The Press Council of India’s guidelines on reporting juvenile crime and suicide cases require strict anonymity, discretion, and editorial restraint (Press Council of India, 2022). The identity of the minor victim and the deceased must not be disclosed, directly or indirectly. Responsible journalism must now become an extension of justice rather than a parallel court of public opinion.
Blueprint for institutional
accountability
There are several clear steps the state can take. First, the ongoing investigation must be monitored to ensure that it considers not just the culpability of the accused but also the institutional failures that preceded the attack.
Second, a district-level audit of acid sales and licensing must be conducted immediately, with penal action against vendors who failed to maintain transaction records.
Third, police stations must be sensitised and mandated to conduct inquests within 24 hours of reporting suspicious deaths.
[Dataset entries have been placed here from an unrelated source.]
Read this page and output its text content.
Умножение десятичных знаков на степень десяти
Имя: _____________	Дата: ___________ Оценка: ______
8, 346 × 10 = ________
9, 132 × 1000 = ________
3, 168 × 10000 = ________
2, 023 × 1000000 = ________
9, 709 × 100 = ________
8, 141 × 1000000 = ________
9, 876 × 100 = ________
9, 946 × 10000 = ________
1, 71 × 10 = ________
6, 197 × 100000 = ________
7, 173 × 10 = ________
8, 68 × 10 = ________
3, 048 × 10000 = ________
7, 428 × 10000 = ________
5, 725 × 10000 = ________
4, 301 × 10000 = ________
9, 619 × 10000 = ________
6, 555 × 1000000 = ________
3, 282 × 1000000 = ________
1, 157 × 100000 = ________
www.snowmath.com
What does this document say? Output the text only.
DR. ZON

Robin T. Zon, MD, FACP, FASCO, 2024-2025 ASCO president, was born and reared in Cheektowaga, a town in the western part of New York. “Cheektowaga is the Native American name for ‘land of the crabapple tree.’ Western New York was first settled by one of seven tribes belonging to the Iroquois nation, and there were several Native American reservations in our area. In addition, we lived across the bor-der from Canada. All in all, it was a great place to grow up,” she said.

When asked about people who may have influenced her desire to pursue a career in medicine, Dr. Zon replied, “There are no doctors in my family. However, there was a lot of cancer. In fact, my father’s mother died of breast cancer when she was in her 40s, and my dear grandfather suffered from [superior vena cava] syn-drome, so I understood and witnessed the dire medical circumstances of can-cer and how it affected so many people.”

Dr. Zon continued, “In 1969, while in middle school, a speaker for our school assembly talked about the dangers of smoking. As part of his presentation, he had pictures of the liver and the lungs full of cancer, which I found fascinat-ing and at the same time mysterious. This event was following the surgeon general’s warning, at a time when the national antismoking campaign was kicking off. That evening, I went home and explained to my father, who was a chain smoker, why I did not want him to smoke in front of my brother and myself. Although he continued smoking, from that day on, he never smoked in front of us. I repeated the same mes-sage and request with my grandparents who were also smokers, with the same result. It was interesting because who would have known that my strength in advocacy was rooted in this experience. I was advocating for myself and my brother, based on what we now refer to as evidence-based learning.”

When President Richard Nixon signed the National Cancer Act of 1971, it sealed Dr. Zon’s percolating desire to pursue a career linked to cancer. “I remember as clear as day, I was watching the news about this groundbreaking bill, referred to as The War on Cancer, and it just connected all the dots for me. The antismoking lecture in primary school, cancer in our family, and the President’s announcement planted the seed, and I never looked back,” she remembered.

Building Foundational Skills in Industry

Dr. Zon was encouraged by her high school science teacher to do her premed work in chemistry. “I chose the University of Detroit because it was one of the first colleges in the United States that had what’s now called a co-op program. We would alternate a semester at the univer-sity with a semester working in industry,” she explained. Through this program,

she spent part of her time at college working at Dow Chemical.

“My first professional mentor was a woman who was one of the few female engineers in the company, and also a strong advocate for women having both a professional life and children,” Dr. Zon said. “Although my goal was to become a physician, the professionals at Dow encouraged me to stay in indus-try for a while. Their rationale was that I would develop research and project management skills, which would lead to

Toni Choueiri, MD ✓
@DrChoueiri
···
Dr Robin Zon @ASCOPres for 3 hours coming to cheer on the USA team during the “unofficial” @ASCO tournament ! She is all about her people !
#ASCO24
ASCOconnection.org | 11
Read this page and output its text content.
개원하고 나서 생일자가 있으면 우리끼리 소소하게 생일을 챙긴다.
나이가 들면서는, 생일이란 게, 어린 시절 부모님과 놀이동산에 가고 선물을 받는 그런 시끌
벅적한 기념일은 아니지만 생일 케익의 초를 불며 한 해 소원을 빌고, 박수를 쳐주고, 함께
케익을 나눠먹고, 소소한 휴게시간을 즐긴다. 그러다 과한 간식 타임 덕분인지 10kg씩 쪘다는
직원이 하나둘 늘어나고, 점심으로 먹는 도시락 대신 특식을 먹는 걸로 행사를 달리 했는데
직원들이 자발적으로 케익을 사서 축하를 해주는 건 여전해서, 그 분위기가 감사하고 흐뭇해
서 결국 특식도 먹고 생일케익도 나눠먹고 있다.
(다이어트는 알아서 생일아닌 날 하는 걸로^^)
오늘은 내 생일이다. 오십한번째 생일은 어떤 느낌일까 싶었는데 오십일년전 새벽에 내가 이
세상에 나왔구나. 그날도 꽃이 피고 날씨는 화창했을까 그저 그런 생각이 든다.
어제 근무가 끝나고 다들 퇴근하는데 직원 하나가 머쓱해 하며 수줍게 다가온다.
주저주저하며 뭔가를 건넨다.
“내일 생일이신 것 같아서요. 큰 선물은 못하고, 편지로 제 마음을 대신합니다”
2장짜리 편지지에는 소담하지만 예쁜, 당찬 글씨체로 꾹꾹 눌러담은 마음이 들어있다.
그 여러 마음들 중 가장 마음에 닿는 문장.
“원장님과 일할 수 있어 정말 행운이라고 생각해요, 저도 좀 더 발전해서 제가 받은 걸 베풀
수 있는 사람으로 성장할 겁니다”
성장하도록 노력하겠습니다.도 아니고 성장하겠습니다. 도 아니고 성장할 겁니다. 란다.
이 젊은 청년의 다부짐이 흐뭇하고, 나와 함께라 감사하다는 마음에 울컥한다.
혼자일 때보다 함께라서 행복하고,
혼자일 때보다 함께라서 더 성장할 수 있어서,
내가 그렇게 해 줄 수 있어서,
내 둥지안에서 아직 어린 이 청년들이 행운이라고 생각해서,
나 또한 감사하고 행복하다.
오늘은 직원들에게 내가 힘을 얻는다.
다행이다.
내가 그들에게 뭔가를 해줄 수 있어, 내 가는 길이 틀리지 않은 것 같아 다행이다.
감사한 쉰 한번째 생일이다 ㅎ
Finally, a victim-centric rehabilitation framework must be activated to ensure medical and psychological support for the injured boy when his health condition may recover.
A state on trial,
not just a man
The present acid attack is not simply a private tragedy between two families. It is a public failure of the systems meant to protect all citizens, especially the vulnerable. While criminal law may deliver justice to the victim through punishment, the true healing lies in ensuring that such an incident never repeats. Goa must now answer a larger question: when institutions retreat, who protects the innocent?